Прошло минут двадцать, в течение которых до моего слуха доносились отрывистые фразы больного и его отца. Последний сидел, нежно склонившись к нему.

– Голубчик, ну как ты?.. Может быть, тебе и лучше?

Больной заговорил, но я разобрал только отрывки из его фраз:

– Скучно мне… хоть бы… подохнуть, так скучно… Прикажи, чтобы пришла… эта… Прикажи ей прийти. – Нельзя, голубчик… Я тебе говорил – нельзя… Женщины не для нас с тобой, мой мальчик… Не повторяй этого больше.

– Скверный ты отец… собака… Мама сошла в гроб… дала место этой… Красавица твоя – Тамара… Ты лакомишься, лакомишься… старая собака…

В голосе больного послышалось злобное рыдание, похожее на рычание связанного зверя. Отец казался совершенно сконфуженным и безмолвствовал.

Немного спустя сын снова заговорил:

– Папа, папа!..

– Что, голубчик, что?

– Купи мне… лошадь…

– Хорошо, миленький, хорошо.

– Черную лошадь… Доктор вылечит – полечу в горы… к осетинам… Как хорошо среди простора гор… Дышать, дышать, скакать… Счастливые люди… какие все счастливые… Я один лежу – гнию… Жду последнего поцелуя… смерти…

Конвульсии пробежали по лицу больного, и он зарыдал, а старик, с видом отчаяния подняв руки над головой и уподобившись Моисею, взывающему на Синае к небесам, громко возопил:

– Гибнет… гибнет дом князя Челидзе. Подгнивают последние ветви гордого дерева Грузии. Я – ствол, в котором испорчены соки и на котором было много ветвей… Но опадают иссохшие ветви, осыпаются пожелтевшие листья… Дерево рухнет наконец с великим шумом.

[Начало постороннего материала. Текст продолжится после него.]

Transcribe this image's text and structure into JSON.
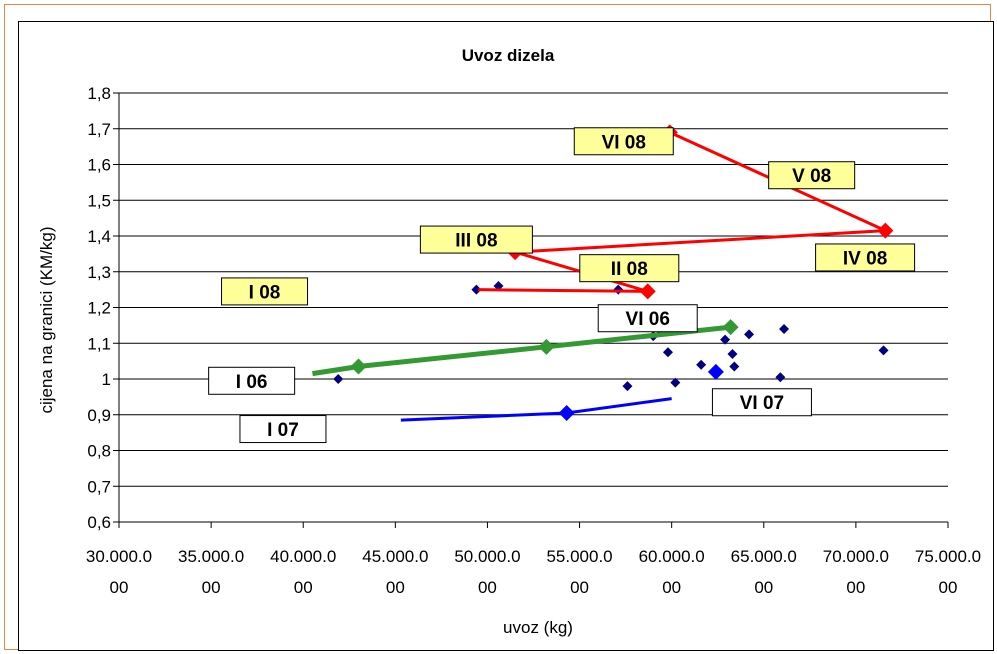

Все это старик проговорил с видом трагическим и величавым, но я полагаю, что он был большим комедиантом: окончив свою речь, он вдруг обратился ко мне и, видимо внутренне смеясь, с выражением шутовства проговорил, указывая на больного:

– Доктор, надеюсь, что вы поддержите эту надламывающуюся ветвь великого дерева.

Я сделал вид, что не заметил иронии, и с самым серьезным видом медика, углубившегося в свою мысль, проговорил:

– Скажите на милость, ужели больной проглотил все это невероятное количество ядов в несколько лет?

– Да, – ответил он злобно.

– Очень жаль. Вы слишком часто переменяли докторов, и это всегда оказывает самое пагубное действие на больного. Лучше один посредственный врач, нежели выступающие один за другим десятки хороших – заметьте себе это (я выступал в роли политика, и ничего больше). Каждое из этих лекарств в отдельности есть довольно сильный яд – сулема, ртуть, каломель, морфий, – а все вместе представляет поистине адское снадобье, могущее свалить даже верблюда.

Старик желчно рассмеялся и совершенно озлился:

– Черт побери!.. Каждый из вас выглядит точно Спаситель, нисшедший с небес, каждый расхваливает свое пойло… в конце концов сами обвиняют друг друга в отравлении. Побойтесь Бога, да эти доктора хуже разбойников… Татарин-убийца в наших горах – по крайней мере, не драпируясь вашей мантией спасителя, – прямо кинжал в горло… Кто поступает благороднее, я вам скажу – разбойник…

Он желчно рассмеялся.

– Успокойтесь, – сказал я с невозмутимым хладнокровием. – Надеюсь, вы настолько умны, что сумеете, по крайней мере, оценить мое прямодушие: может быть, я единственный медик, решающийся высказывать горькую истину без обиняков….

– Это истинная правда, ведь вы человек порядочный. Господин Кандинский, простите меня, даю слово: вы будете моим последним доктором – и единственным, подобно тому, как вы единственный врач – честный. Послушайте, однако же, честным людям в наше время жить нельзя, подлецам лучше – они в фаворе теперь.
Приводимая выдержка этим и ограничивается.